In questa situazione di isolamento sono emerse anche tutte le difficoltà delle donne vittime di violenza. Cosa ne pensa? 

«Sono fatti gravi, vergognosi, indegni in un paese civile. Tante donne hanno paura a denunciare queste forme di violenza che avvengono tra le mura domestiche. Ecco perché bisogna fare molto di più per aiutare queste donne. Oltre al rispetto delle leggi, al sostegno per le vittime ed alla diffusione dei centri antiviolenza, occorre una grande battaglia culturale, fin dai primi anni dell'infanzia, per educare tutte le persone al rispetto della donna in ogni contesto sociale. Bisogna contrastare tutte queste forme di violenza sulle donne, le molestie nei luoghi di lavoro, i ricatti, le intimidazioni. Stiamo siglando accordi importanti con le nostre controparti per prevenire e contrastare questi fenomeni, sostenendo tutte le donne vittime di queste aberrazioni. E’ una battaglia civile e sociale, sapendo che il lavoro stabile ben retribuito resta lo strumento principale per una effettiva emancipazione e libertà della donna». 

Ci sono donne sole, spesso con figli da crescere, che hanno esaurito a inizio 2020 la Naspi e non riescono più a trovare un lavoro. A loro non sono andati i 600 euro. E' una situazione, questa, che percepisce come diffusa nel Paese?

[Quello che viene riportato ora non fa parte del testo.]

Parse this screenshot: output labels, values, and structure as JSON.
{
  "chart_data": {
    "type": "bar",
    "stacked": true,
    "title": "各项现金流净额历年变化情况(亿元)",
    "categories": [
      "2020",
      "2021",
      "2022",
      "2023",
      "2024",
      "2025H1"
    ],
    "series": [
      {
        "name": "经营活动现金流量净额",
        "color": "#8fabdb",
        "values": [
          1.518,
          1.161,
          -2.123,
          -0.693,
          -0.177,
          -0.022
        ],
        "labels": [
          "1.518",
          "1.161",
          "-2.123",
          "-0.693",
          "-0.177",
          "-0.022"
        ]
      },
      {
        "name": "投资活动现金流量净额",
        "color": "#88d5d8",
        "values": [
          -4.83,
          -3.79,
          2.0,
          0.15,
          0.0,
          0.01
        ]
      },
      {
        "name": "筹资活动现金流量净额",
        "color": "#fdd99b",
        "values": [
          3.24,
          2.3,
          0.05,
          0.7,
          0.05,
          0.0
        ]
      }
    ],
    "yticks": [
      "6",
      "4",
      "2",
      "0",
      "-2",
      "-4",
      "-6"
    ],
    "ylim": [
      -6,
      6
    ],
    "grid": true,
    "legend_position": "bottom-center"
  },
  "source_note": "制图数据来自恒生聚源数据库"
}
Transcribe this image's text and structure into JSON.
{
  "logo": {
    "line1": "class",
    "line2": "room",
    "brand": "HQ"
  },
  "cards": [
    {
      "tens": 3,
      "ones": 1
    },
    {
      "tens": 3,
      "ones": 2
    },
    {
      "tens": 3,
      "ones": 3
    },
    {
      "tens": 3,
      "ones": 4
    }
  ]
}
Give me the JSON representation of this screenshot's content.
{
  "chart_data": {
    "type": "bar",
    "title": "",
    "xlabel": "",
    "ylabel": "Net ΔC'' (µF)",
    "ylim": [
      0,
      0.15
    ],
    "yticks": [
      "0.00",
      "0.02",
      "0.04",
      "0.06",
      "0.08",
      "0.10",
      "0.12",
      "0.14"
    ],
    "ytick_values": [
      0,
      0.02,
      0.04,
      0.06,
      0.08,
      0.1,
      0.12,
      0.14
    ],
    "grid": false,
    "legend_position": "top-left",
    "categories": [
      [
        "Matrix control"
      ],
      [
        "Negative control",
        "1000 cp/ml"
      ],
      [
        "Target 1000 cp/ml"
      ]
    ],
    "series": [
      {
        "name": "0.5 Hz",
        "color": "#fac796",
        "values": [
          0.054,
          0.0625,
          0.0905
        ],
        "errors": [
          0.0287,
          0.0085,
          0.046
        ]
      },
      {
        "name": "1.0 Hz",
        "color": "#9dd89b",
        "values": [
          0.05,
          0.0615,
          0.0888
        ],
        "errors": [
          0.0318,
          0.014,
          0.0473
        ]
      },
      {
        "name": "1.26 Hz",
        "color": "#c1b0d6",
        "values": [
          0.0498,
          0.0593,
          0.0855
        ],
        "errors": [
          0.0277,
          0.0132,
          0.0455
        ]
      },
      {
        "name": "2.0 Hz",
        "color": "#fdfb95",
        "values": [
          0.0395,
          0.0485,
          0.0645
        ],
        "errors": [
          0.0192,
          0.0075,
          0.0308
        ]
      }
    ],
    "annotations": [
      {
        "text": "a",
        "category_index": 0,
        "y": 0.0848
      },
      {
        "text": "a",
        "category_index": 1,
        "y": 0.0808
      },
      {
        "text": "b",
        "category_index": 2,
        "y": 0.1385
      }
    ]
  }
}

«Purtroppo diversi soggetti sono rimasti esclusi dai provvedimenti del Cura Italia e stiamo facendo di tutto per poterli vedere recuperati nel nuovo decreto. Tra questi ci sono spesso le donne, con situazioni di disoccupazione o lavoro nero alle spalle. Una situazione gravissima si sta verificando per  colf e badanti, quasi tutte donne che, sia con contratto regolare, sia con rapporto di lavoro in nero, sono rimaste escluse da ogni provvidenza. Abbiamo chiesto che anche per loro sia prevista l’indennità da 600 euro. Sul tema della Naspi scaduta o in scadenza, ne abbiamo chiesto la proroga, del tutto giustificata dal fatto che non vi è possibilità, in questa fase, di trovare un nuovo lavoro. Più in generale per queste persone invisibili rimaste escluse da altre misure il Governo sta pensando ad un reddito di emergenza che ancora non si capisce come sarà strutturato. Noi riteniamo che, più che creare un nuovo strumento,  convenga intervenire sul reddito di cittadinanza in modo da renderlo più efficace e  adeguato all’attuale contesto con un  potenziamento delle risorse ed una modifica della scala di equivalenza a favore delle famiglie con minori e numerose».